What has quantitative analysis shown? First, and perhaps most importantly, it demonstrated that it is possible to create an equation that allows the VA to change regional allocations based on changes in a number of factors other than patients and facilities.

Second, the analysis showed that patient costs in a given region are affected by a number of patient-related factors, such as gender and average patient age: women tend to pay slightly more than men, and older patients have higher healthcare costs than younger patients, at least until age 85, when costs begin to decline. The researchers also found that a patient's length of stay, research costs, food costs, the number of beds in a facility, the size of the building, and differences in labor costs affect the regional cost of care.

Another important finding is that moving from the current classification of patient conditions into three categories to a more accurate measure of severity of illness-where patients are divided into more categories of illness-would result in a significant redistribution of resources among regions: regions with more sick patients would receive more resources, while regions with fewer sick patients would receive fewer resources. RAND recommended that VA modify its ad hoc adjustment system to better reflect the needs of different regions.

Another important factor affecting patient costs is reliance on Medicare: the higher the proportion of Medicare patients in a region, the lower the cost of care for VA patients in that region.

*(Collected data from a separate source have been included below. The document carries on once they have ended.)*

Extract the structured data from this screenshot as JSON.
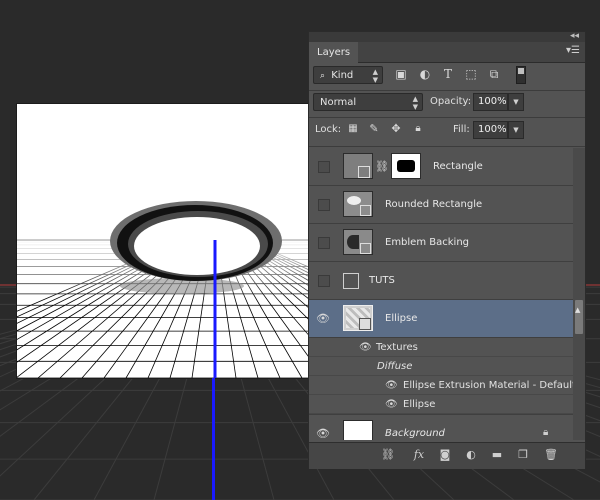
{
  "panel": {
    "tab": "Layers",
    "filter": {
      "label": "Kind",
      "icons": [
        "image-filter-icon",
        "adjustment-filter-icon",
        "type-filter-icon",
        "shape-filter-icon",
        "smart-object-filter-icon",
        "filter-toggle-icon"
      ]
    },
    "blend_mode": "Normal",
    "opacity_label": "Opacity:",
    "opacity_value": "100%",
    "lock_label": "Lock:",
    "fill_label": "Fill:",
    "fill_value": "100%"
  },
  "layers": [
    {
      "name": "Rectangle",
      "visible": false,
      "selected": false
    },
    {
      "name": "Rounded Rectangle",
      "visible": false,
      "selected": false
    },
    {
      "name": "Emblem Backing",
      "visible": false,
      "selected": false
    },
    {
      "name": "TUTS",
      "visible": false,
      "selected": false
    },
    {
      "name": "Ellipse",
      "visible": true,
      "selected": true
    },
    {
      "name": "Background",
      "visible": true,
      "selected": false
    }
  ],
  "ellipse_sub": {
    "textures": "Textures",
    "diffuse": "Diffuse",
    "material": "Ellipse Extrusion Material - Default...",
    "ellipse": "Ellipse"
  },
  "footer_icons": [
    "link-layers-icon",
    "layer-style-icon",
    "layer-mask-icon",
    "adjustment-layer-icon",
    "new-group-icon",
    "new-layer-icon",
    "delete-layer-icon"
  ],
  "colors": {
    "panel": "#535353",
    "selection": "#5c6e88",
    "axis_blue": "#1a1aff",
    "axis_red": "#c83232"
  }
}
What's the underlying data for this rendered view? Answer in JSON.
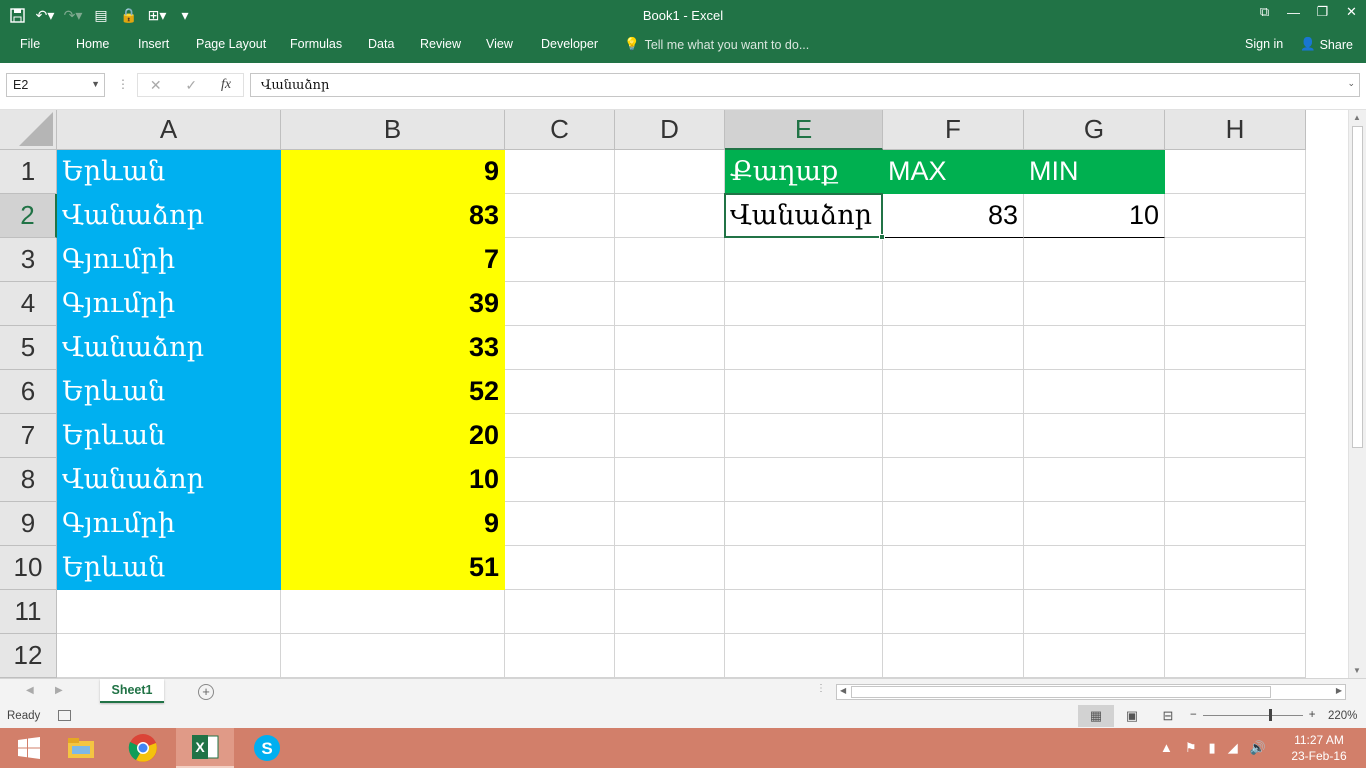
{
  "window": {
    "title": "Book1 - Excel"
  },
  "ribbon": {
    "tabs": [
      "File",
      "Home",
      "Insert",
      "Page Layout",
      "Formulas",
      "Data",
      "Review",
      "View",
      "Developer"
    ],
    "tell_me": "Tell me what you want to do...",
    "sign_in": "Sign in",
    "share": "Share"
  },
  "formula_bar": {
    "name_box": "E2",
    "fx": "fx",
    "content": "Վանաձոր"
  },
  "columns": [
    "A",
    "B",
    "C",
    "D",
    "E",
    "F",
    "G",
    "H"
  ],
  "rows": [
    "1",
    "2",
    "3",
    "4",
    "5",
    "6",
    "7",
    "8",
    "9",
    "10",
    "11",
    "12"
  ],
  "cells": {
    "A": [
      "Երևան",
      "Վանաձոր",
      "Գյումրի",
      "Գյումրի",
      "Վանաձոր",
      "Երևան",
      "Երևան",
      "Վանաձոր",
      "Գյումրի",
      "Երևան"
    ],
    "B": [
      "9",
      "83",
      "7",
      "39",
      "33",
      "52",
      "20",
      "10",
      "9",
      "51"
    ],
    "E1": "Քաղաք",
    "F1": "MAX",
    "G1": "MIN",
    "E2": "Վանաձոր",
    "F2": "83",
    "G2": "10"
  },
  "colors": {
    "col_a_fill": "#00B0F0",
    "col_b_fill": "#FFFF00",
    "header_fill": "#00B050",
    "excel_green": "#217346"
  },
  "sheet_tabs": [
    "Sheet1"
  ],
  "status": {
    "ready": "Ready",
    "zoom": "220%"
  },
  "taskbar": {
    "time": "11:27 AM",
    "date": "23-Feb-16"
  }
}
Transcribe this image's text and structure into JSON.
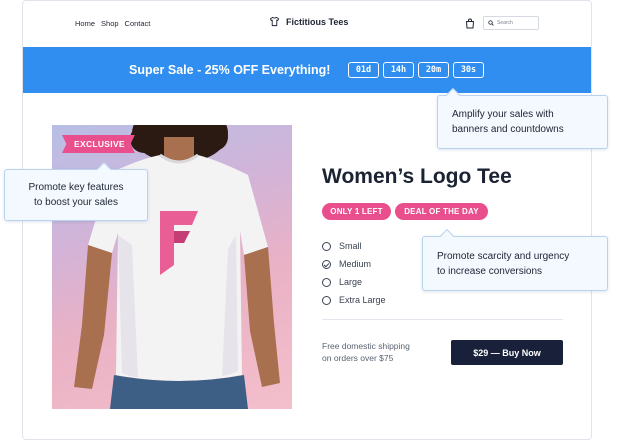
{
  "header": {
    "nav": [
      "Home",
      "Shop",
      "Contact"
    ],
    "brand": "Fictitious Tees",
    "search_placeholder": "Search"
  },
  "banner": {
    "text": "Super Sale - 25% OFF Everything!",
    "countdown": {
      "days": "01d",
      "hours": "14h",
      "minutes": "20m",
      "seconds": "30s"
    },
    "color": "#2f8ef0"
  },
  "product": {
    "ribbon": "EXCLUSIVE",
    "title": "Women’s Logo Tee",
    "badges": [
      "ONLY 1 LEFT",
      "DEAL OF THE DAY"
    ],
    "badge_color": "#e84f8c",
    "sizes": [
      {
        "label": "Small",
        "selected": false
      },
      {
        "label": "Medium",
        "selected": true
      },
      {
        "label": "Large",
        "selected": false
      },
      {
        "label": "Extra Large",
        "selected": false
      }
    ],
    "shipping_line1": "Free domestic shipping",
    "shipping_line2": "on orders over $75",
    "buy_label": "$29 — Buy Now"
  },
  "callouts": {
    "banners": {
      "line1": "Amplify your sales with",
      "line2": "banners and countdowns"
    },
    "features": {
      "line1": "Promote key features",
      "line2": "to boost your sales"
    },
    "scarcity": {
      "line1": "Promote scarcity and urgency",
      "line2": "to increase conversions"
    }
  },
  "icons": {
    "brand": "tshirt-icon",
    "cart": "shopping-bag-icon",
    "search": "search-icon"
  }
}
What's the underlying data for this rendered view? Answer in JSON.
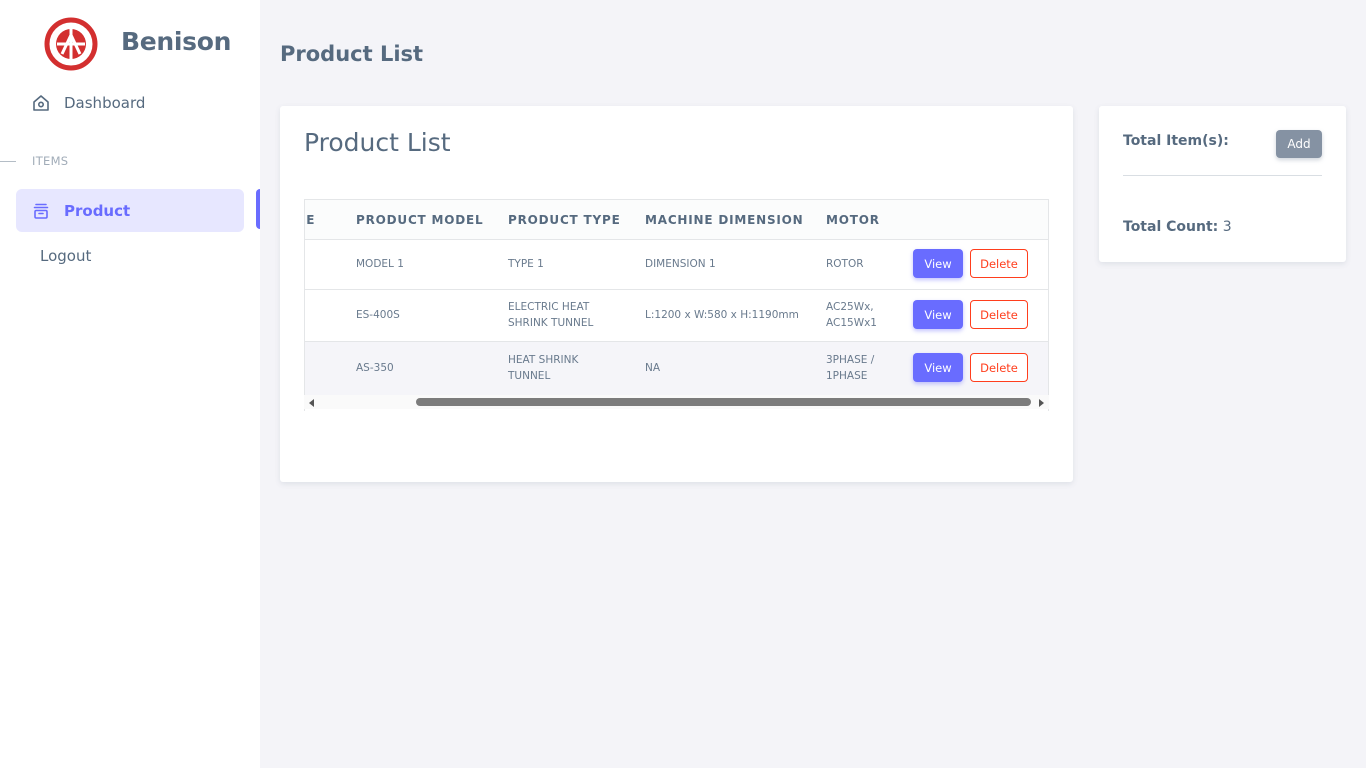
{
  "brand": {
    "name": "Benison",
    "logo_icon": "benison-logo-icon",
    "logo_color": "#d32f2f"
  },
  "sidebar": {
    "dashboard_label": "Dashboard",
    "section_label": "ITEMS",
    "product_label": "Product",
    "logout_label": "Logout",
    "active_color": "#696cff"
  },
  "page": {
    "title": "Product List"
  },
  "card": {
    "title": "Product List",
    "columns": [
      "IE",
      "PRODUCT MODEL",
      "PRODUCT TYPE",
      "MACHINE DIMENSION",
      "MOTOR"
    ],
    "rows": [
      {
        "model": "MODEL 1",
        "type_l1": "TYPE 1",
        "type_l2": "",
        "dimension": "DIMENSION 1",
        "motor_l1": "ROTOR",
        "motor_l2": ""
      },
      {
        "model": "ES-400S",
        "type_l1": "ELECTRIC HEAT",
        "type_l2": "SHRINK TUNNEL",
        "dimension": "L:1200 x W:580 x H:1190mm",
        "motor_l1": "AC25Wx,",
        "motor_l2": "AC15Wx1"
      },
      {
        "model": "AS-350",
        "type_l1": "HEAT SHRINK",
        "type_l2": "TUNNEL",
        "dimension": "NA",
        "motor_l1": "3PHASE /",
        "motor_l2": "1PHASE"
      }
    ],
    "view_label": "View",
    "delete_label": "Delete"
  },
  "summary": {
    "total_items_label": "Total Item(s):",
    "add_label": "Add",
    "total_count_label": "Total Count:",
    "total_count_value": "3"
  }
}
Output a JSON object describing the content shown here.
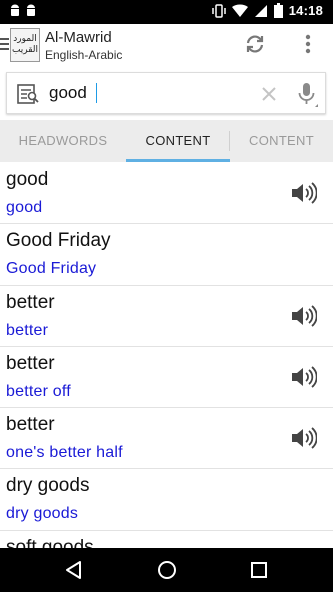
{
  "status_bar": {
    "time": "14:18",
    "icons": [
      "android-icon",
      "android-icon",
      "vibrate-icon",
      "wifi-icon",
      "signal-icon",
      "battery-icon"
    ]
  },
  "app_bar": {
    "logo_text": "المورد القريب",
    "title": "Al-Mawrid",
    "subtitle": "English-Arabic",
    "icons": [
      "menu-icon",
      "sync-icon",
      "overflow-menu-icon"
    ]
  },
  "search": {
    "value": "good",
    "icons": [
      "search-type-icon",
      "clear-icon",
      "microphone-icon"
    ]
  },
  "tabs": [
    {
      "label": "HEADWORDS",
      "active": false
    },
    {
      "label": "CONTENT",
      "active": true
    },
    {
      "label": "CONTENT",
      "active": false
    }
  ],
  "colors": {
    "translation_text": "#1a1ad6",
    "tab_indicator": "#5fb0e3",
    "tab_background": "#ececec"
  },
  "results": [
    {
      "headword": "good",
      "translation": "good",
      "speaker": true
    },
    {
      "headword": "Good Friday",
      "translation": "Good Friday",
      "speaker": false
    },
    {
      "headword": "better",
      "translation": "better",
      "speaker": true
    },
    {
      "headword": "better",
      "translation": "better off",
      "speaker": true
    },
    {
      "headword": "better",
      "translation": "one's better half",
      "speaker": true
    },
    {
      "headword": "dry goods",
      "translation": "dry goods",
      "speaker": false
    },
    {
      "headword": "soft goods",
      "translation": "",
      "speaker": false
    }
  ],
  "nav_bar": {
    "icons": [
      "back-icon",
      "home-icon",
      "recents-icon"
    ]
  }
}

On this basis, RAND recommended that VA consider relying on Medicare in its allocation decisions.

What has VA done in response to RAND's advice?

In response to RAND's findings, VA decided to apply a more precise adjustment for patient health status using ten disease categories (see table). Should they have adopted an even more sophisticated adjustment system? RAND concluded that the complexity of moving to such a system would have more than offset the potential benefits.

Although we do not yet know whether the allocation changes were accepted by regional directors, VA managers accepted the shift to case-by-case adjustments as an improvement in the fairness of allocation processes and decisions. RAND's detailed modeling convincingly demonstrated that the more detailed allocation based on ten disease categories captured most of the variation in patient costs and that other factors were simply not important enough to be included in the calculations.